Il clima di sfiducia che circonda la Cina non è stato neppure scalfito dai buoni dati arrivati da Pechino su investimenti, vendite al dettaglio e produzione industriale. Meno agitata la seduta per gli altri listini dell’area con Tokyo che ha chiuso appena sopra la parità.
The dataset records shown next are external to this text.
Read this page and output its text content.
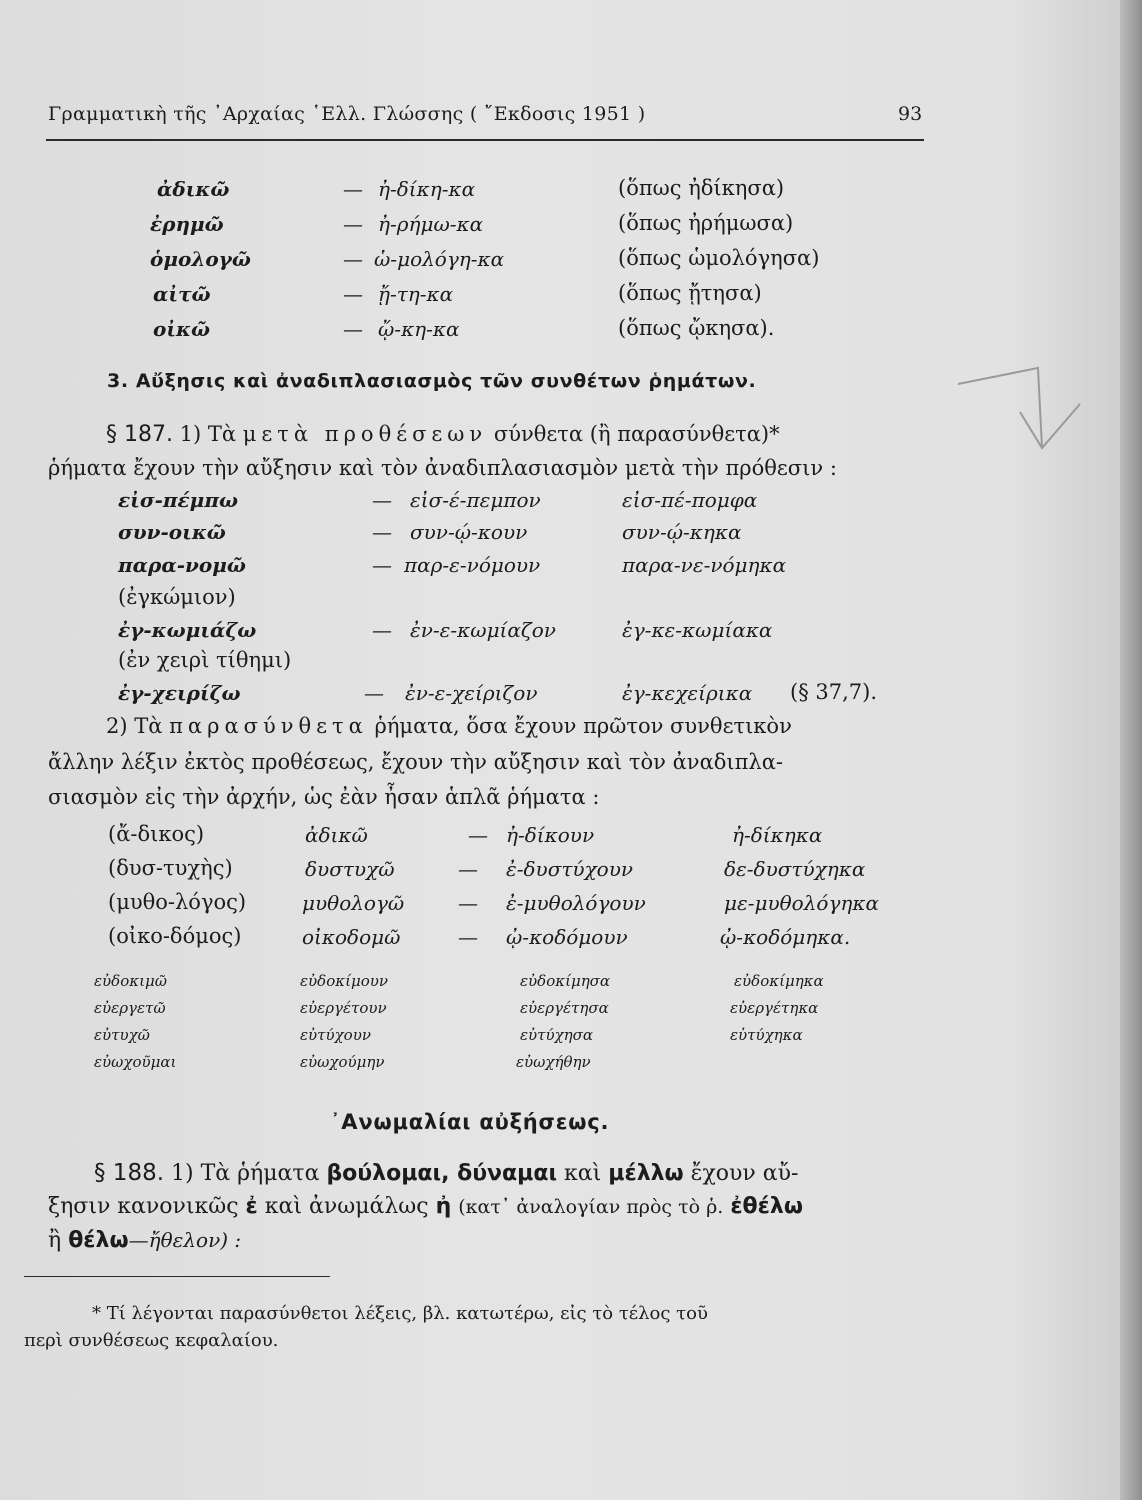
Γραμματικὴ τῆς ᾿Αρχαίας ῾Ελλ. Γλώσσης ( ῎Εκδοσις 1951 )	93
ἀδικῶ	— ἠ-δίκη-κα	(ὅπως ἠδίκησα)
ἐρημῶ	— ἠ-ρήμω-κα	(ὅπως ἠρήμωσα)
ὁμολογῶ	— ὡ-μολόγη-κα	(ὅπως ὡμολόγησα)
αἰτῶ	— ᾔ-τη-κα	(ὅπως ᾔτησα)
οἰκῶ	— ᾤ-κη-κα	(ὅπως ᾤκησα).
3. Αὔξησις καὶ ἀναδιπλασιασμὸς τῶν συνθέτων ῥημάτων.
§ 187. 1) Τὰ μετὰ προθέσεων σύνθετα (ἢ παρασύνθετα)*
ῥήματα ἔχουν τὴν αὔξησιν καὶ τὸν ἀναδιπλασιασμὸν μετὰ τὴν πρόθεσιν :
εἰσ-πέμπω	— εἰσ-έ-πεμπον	εἰσ-πέ-πομφα
συν-οικῶ	— συν-ῴ-κουν	συν-ῴ-κηκα
παρα-νομῶ	— παρ-ε-νόμουν	παρα-νε-νόμηκα
(ἐγκώμιον)
ἐγ-κωμιάζω	— ἐν-ε-κωμίαζον	ἐγ-κε-κωμίακα
(ἐν χειρὶ τίθημι)
ἐγ-χειρίζω	— ἐν-ε-χείριζον	ἐγ-κεχείρικα (§ 37,7).
2) Τὰ παρασύνθετα ῥήματα, ὅσα ἔχουν πρῶτον συνθετικὸν
ἄλλην λέξιν ἐκτὸς προθέσεως, ἔχουν τὴν αὔξησιν καὶ τὸν ἀναδιπλα-
σιασμὸν εἰς τὴν ἀρχήν, ὡς ἐὰν ἦσαν ἁπλᾶ ῥήματα :
(ἄ-δικος)	ἀδικῶ	— ἠ-δίκουν	ἠ-δίκηκα
(δυσ-τυχὴς)	δυστυχῶ	— ἐ-δυστύχουν	δε-δυστύχηκα
(μυθο-λόγος)	μυθολογῶ	— ἐ-μυθολόγουν	με-μυθολόγηκα
(οἰκο-δόμος)	οἰκοδομῶ	— ᾠ-κοδόμουν	ᾠ-κοδόμηκα.
εὐδοκιμῶ	εὐδοκίμουν	εὐδοκίμησα	εὐδοκίμηκα
εὐεργετῶ	εὐεργέτουν	εὐεργέτησα	εὐεργέτηκα
εὐτυχῶ	εὐτύχουν	εὐτύχησα	εὐτύχηκα
εὐωχοῦμαι	εὐωχούμην	εὐωχήθην
᾿Ανωμαλίαι αὐξήσεως.
§ 188. 1) Τὰ ῥήματα βούλομαι, δύναμαι καὶ μέλλω ἔχουν αὔ-
ξησιν κανονικῶς ἐ καὶ ἀνωμάλως ἠ (κατ᾿ ἀναλογίαν πρὸς τὸ ῥ. ἐθέλω
ἢ θέλω—ἤθελον) :
* Τί λέγονται παρασύνθετοι λέξεις, βλ. κατωτέρω, εἰς τὸ τέλος τοῦ
περὶ συνθέσεως κεφαλαίου.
La Borsa giapponese ha terminato la seduta all’insegna della cautela, in attesa della riunione della Federal Reserve Usa, prevista quest’oggi, mentre vanno avanti senza esito gli incontri diplomatici di alto livello per un possibile accordo su una tregua nel conflitto in Ucraina. L’ultimo ieri a Roma proprio tra Cina e Usa. L’indice di riferimento Nikkei segna una variazione appena positiva dello 0,15%, a quota 25.346,48, con un guadagno di 58 punti. Sul fronte valutario prosegue la fase di indebolimento dello yen sul dollaro, attualmente ai massimi in 5 anni, a un valore di 118,30, e a un livello di 129,50 sull’euro. Seul e Sydney hanno limitato i cali, rispettivamente, allo 0,9% e allo 0,7%.
Avvio in calo per le principali Borse europee, che scontano le tensioni legate alla guerra in Ucraina, l’attesa stretta monetaria da parte della Fed domani e la recrudescenza dell’epidemia di Covid 19 in Cina. Negativi i future sull’Europa e Wall Street, con i mercati che scontano, oltre ai timori per il conflitto in Ucraina, la preoccupazione per la stretta monetaria della Fed, che mercoledì dovrebbe annunciare un rialzo dei tassi nel tentativo di contenere un’inflazione che a febbraio è arrivata a toccare il 7,9%. La paura che i lockdown in Cina possano impattare sulla domanda del più grande importatore al mondo di petrolio hanno fatto scivolare il greggio sotto quota 100 dollari al barile (-5,8% a 97 dollari il wti e -5,8% a 100,7 dollari il brent), calo che incorpora anche le flebili speranze di progressi nei negoziati per un cessate il fuoco in Ucraina. Non si salva dal clima di sfiducia neppure l’oro (-1,4% a 1.933 dollari l’oncia) mentre il rendimento dei treasury americani è in lieve calo al 2,11%.
Il prezzo del petrolio è appunto in calo questa mattina sui mercati delle materie prime. Il barile di greggio Wti con consegna ad aprile è scambiato a 97,35 dollari con un calo del 5,49%. Il Brent con consegna a maggio passa di mano a 100,88 dollari con un calo del 5,63%.